Le matin étant venu, le cruel Rictiovarus ordonna de lui présenter les martyrs de Dieu, Rufin et Valère. Lorsqu'ils furent en sa présence, il vit leurs visages couleur de rose et leurs membres tout éclatants de la blancheur des lis, et il dit il ses satellites : « Par le culte de nos dieux, je crois que ces hommes s'adonnent à la magie; ils ne veulent pas rendre leurs devoirs à nos dieux. Et moi je veux qu'ils subissent la sentence capitale, pour empêcher que, par eux, l'armée des chrétiens ne s'accroisse, et qu'ils ne détournent un grand nombre d'adorateurs du culte de nos dieux.» Il ordonna donc de leur lier les mains derrière le dos, et de leur trancher la tête dans un lieu qui paraîtrait convenable pour cette exécution. On les conduisit à sept milles de là, près de la voie publique, sur les bords de la Vesle; et c'est là que ces saints furent décorés de la gloire du martyre, et que l'effusion de leur sang mit fit à leur glorieux combat.

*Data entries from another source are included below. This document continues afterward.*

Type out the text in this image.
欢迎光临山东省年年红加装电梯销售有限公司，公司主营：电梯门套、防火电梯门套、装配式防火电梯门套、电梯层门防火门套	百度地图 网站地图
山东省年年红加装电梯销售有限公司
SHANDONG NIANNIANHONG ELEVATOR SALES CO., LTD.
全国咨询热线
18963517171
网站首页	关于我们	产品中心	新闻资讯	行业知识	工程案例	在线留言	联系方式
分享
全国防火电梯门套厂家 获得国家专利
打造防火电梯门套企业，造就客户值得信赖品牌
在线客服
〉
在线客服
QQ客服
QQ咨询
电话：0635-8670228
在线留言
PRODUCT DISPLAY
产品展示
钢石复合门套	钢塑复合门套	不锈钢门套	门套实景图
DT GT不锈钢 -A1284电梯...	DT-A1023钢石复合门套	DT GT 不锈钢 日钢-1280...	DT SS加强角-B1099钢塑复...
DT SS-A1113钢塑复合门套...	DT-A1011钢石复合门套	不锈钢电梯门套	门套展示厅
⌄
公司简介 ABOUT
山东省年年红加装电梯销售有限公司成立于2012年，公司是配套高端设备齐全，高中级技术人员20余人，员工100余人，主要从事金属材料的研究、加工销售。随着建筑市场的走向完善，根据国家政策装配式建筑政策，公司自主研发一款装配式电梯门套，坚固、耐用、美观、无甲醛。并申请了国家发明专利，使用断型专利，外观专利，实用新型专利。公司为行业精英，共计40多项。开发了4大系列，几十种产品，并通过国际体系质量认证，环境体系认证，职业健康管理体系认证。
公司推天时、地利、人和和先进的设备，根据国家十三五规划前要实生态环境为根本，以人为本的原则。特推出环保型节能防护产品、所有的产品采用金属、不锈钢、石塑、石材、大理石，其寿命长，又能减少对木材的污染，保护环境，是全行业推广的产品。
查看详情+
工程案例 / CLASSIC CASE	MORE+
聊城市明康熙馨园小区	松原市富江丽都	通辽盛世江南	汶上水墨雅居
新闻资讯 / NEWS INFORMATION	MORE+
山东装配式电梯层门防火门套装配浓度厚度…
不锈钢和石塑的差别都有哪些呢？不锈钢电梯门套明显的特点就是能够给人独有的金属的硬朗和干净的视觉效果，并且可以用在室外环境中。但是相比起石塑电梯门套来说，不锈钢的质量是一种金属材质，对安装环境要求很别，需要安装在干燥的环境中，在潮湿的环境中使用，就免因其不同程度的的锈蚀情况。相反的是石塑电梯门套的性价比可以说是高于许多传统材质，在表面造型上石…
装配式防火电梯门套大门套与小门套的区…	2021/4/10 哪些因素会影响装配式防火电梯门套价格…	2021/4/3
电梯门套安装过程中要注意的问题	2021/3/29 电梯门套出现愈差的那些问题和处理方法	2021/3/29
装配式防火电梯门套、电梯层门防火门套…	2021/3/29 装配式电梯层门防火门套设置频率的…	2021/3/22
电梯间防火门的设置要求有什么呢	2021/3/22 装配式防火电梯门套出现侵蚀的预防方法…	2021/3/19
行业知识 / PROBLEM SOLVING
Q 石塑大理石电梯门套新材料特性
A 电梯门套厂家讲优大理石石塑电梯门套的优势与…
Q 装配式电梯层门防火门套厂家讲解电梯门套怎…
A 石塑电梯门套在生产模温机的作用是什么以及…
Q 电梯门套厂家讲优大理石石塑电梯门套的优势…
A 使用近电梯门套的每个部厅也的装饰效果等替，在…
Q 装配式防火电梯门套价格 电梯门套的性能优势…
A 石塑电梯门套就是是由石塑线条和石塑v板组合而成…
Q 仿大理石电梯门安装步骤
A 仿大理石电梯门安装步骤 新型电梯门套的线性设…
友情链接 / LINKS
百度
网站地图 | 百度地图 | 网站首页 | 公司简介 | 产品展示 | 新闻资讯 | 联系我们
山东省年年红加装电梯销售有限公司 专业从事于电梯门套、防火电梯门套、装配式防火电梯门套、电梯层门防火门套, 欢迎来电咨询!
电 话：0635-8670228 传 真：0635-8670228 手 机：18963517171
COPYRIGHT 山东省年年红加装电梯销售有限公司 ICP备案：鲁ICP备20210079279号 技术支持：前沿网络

Quelque temps après, lorsqu'on voulut transférer leurs corps dans la ville de Reims, on les plaça sur des brancards, au milieu des chÏurs du prêtres et d'un peuple nombreux. Lorsqu'on fut arrivé en un certain lieu, le poids des saints corps devint si lourd, qu'on ne pouvait plus les mouvoir. Et c'est là que Dieu voulut que les glorieux martyrs reposassent en paix, en ce même lieu où ils avaient coutume de distribuer d'abondantes aumônes aux indigents. Gloire en soit à notre Seigneur Jésus Christ, qui, avec le Père et le saint Esprit, vit et règne dans les siècles des siècles. Amen.